Type deduction by context is a modern feature of several programming languages that allows compilers or interpreters to automatically infer the type of a variable based on the context in which it is declared.
The choice between typed and untyped languages has been a constant topic of debate in the programming world (and it’s now more boring than carrying a camel in your arms 🐫).
One undeniable advantage of dynamically typed languages like JavaScript or Python is that the syntax is more concise and simpler, by avoiding having to specify the type of the variables we create.
However, as programming languages evolve, mechanisms have also emerged that seek to simplify the verbosity of typed languages, without sacrificing the safety and robustness that typing provides.
Thus, languages like C# and C++ use the reserved words var or auto, respectively, to tell the compiler that we want it to deduce the variable’s type during compilation.
Type deduction by context allows declaring variables in typed languages almost as conveniently as in untyped languages.
In fact, “untyped” languages internally are typed. They simply make very intensive use of these mechanisms.
Examples of type deduction in different languages
Let’s see some examples of type deduction by context in different programming languages.
In C#, the var keyword is used to deduce a variable’s type based on the initialization expression.
var number = 42; // The compiler infers that 'number' is of type int
var text = "Hello, world"; // The compiler infers that 'text' is of type string
var list = new List<string> { "one", "two", "three" }; // The compiler infers that 'list' is of type List<string>
In C++, the auto keyword is used to indicate that the variable’s type should be deduced from the initialization value. This is especially useful for long or complicated types.
auto number = 42; // The compiler infers that 'number' is of type int
auto text = std::string("Hello, world"); // The compiler infers that 'text' is of type std::string
auto list = std::vector<std::string>{"one", "two", "three"}; // The compiler infers that 'list' is of type std::vector<std::string>
In JavaScript, type deduction is implicit and does not require special keywords. A variable’s type is automatically inferred based on the assigned value.
let number = 42; // The interpreter infers that 'number' is of type Number
let text = "Hello, world"; // The interpreter infers that 'text' is of type String
let list = ["one", "two", "three"]; // The interpreter infers that 'list' is of type Array
In Python, variable types are automatically inferred at the moment of assignment. It is not necessary to specify the type, as Python is a dynamically typed language.
number = 42 # Python infers that 'number' is of type int
text = "Hello, world" # Python infers that 'text' is of type str
list = ["one", "two", "three"] # Python infers that 'list' is of type list
Best Practices Tips
Type deduction by context reduces repetitive code and avoids the redundancy of having to specify the type explicitly when it is already evident from the assignment.
Furthermore, it improves code readability. For example, consider the following case in C#.
// it's easier to read
var list = new List<string> { "one", "two", "three" };
// than this
List<string> list = new List<string> { "one", "two", "three" };
On the other hand, it also facilitates maintenance. By not relying on an explicit declaration, changes in data types are automatically propagated if the initial assignment changes.

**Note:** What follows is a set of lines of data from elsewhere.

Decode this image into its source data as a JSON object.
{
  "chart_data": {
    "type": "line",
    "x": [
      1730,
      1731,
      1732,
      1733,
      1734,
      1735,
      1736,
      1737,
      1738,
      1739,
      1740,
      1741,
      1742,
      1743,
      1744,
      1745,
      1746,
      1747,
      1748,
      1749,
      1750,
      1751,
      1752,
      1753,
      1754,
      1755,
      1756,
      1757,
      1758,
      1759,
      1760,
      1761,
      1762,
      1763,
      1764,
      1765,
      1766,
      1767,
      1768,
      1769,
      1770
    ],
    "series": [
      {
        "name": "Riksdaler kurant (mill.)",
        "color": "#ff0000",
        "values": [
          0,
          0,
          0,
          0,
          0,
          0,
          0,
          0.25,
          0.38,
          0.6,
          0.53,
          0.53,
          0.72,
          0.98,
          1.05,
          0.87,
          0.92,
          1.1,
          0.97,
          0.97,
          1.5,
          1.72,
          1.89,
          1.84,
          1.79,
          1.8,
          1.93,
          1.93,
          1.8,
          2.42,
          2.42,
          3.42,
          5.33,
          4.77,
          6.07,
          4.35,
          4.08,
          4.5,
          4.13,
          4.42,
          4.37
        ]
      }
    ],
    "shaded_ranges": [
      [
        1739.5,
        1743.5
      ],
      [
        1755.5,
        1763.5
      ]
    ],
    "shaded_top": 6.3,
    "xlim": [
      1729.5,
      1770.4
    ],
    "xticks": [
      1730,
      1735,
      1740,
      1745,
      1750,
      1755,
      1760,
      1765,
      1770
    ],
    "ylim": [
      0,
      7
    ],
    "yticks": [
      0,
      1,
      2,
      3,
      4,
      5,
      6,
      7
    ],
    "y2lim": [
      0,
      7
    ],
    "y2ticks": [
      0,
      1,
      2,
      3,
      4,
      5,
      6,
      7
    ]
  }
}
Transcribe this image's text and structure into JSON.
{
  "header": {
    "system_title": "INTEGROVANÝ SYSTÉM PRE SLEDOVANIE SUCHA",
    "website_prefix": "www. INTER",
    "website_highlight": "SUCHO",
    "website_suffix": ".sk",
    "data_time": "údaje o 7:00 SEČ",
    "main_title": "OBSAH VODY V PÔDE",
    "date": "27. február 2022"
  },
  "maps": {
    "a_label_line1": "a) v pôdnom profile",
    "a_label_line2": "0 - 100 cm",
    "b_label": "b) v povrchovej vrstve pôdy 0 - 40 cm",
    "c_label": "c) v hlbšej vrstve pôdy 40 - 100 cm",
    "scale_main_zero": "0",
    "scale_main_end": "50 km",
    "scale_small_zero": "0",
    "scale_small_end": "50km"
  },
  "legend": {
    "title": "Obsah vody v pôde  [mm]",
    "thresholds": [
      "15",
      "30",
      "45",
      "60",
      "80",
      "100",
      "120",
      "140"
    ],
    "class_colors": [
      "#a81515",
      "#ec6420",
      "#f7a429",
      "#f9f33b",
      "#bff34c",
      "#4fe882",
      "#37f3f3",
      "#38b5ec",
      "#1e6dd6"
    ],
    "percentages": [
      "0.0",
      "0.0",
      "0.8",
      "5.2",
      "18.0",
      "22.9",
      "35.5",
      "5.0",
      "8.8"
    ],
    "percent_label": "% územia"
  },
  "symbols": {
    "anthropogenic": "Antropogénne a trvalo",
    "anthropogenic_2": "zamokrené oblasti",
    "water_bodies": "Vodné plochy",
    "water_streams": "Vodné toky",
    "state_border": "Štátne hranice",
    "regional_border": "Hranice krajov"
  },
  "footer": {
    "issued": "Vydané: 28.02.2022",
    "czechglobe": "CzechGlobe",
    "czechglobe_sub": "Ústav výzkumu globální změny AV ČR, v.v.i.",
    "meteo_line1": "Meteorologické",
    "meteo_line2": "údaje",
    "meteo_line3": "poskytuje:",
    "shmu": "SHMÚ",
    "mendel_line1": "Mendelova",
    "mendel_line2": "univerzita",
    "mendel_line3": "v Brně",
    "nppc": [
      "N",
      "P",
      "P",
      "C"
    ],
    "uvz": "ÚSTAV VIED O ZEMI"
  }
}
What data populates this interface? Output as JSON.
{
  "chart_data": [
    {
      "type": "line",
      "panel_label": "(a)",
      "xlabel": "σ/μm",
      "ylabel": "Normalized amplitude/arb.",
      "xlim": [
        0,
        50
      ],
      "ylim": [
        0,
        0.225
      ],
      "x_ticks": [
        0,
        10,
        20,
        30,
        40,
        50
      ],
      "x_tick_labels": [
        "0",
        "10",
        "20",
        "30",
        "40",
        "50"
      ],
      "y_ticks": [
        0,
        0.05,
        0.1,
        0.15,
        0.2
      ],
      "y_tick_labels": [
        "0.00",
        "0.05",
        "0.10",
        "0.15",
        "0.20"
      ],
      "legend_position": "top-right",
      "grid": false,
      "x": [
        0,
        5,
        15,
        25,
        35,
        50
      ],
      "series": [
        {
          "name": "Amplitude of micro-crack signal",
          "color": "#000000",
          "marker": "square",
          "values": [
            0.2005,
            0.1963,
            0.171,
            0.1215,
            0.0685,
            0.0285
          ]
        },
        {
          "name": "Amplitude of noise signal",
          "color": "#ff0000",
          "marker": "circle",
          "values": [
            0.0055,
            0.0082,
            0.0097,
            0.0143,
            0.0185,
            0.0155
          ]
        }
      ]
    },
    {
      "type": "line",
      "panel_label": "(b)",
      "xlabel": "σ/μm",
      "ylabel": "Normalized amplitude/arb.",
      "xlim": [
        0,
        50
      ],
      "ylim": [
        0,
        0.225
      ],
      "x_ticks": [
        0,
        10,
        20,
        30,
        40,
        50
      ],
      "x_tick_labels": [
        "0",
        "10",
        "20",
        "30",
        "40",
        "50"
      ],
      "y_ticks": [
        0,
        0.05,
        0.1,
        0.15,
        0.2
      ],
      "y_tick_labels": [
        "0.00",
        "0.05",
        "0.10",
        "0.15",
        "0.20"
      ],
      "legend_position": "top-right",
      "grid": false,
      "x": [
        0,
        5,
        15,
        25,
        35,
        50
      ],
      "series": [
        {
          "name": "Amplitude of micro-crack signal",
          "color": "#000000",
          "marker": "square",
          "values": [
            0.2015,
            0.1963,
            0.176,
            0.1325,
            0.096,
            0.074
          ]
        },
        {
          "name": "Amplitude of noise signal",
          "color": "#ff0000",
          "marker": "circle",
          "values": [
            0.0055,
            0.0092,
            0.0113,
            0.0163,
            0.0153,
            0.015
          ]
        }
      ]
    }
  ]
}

For example, if we have a function that returns a type,
// method that returns an object of type myClass
myClass DoSomething()
{
// ... function content
}
// many lines down, create an object with the method
var myObject = DoSomething();
If at some point someone changes DoSomething to return something else (for example, ImyInterface), it is not necessary to change var myObject = DoSomething();, the changes are automatically “propagated”.
However, there are also many detractors of type deduction by context. Mainly people who are very accustomed to traditional strongly typed programming.
Thus, it is often advised not to use it in situations where the type is not obvious. For example,
// here the type is obvious
var myList = new List<string>();
// here the type is not obvious
List<string> myList = myMethod();
In the end, the decision is yours. Personally, I recommend using type deduction by context even in soup. But it’s not an absolute truth. The best thing is for you to form your own criteria.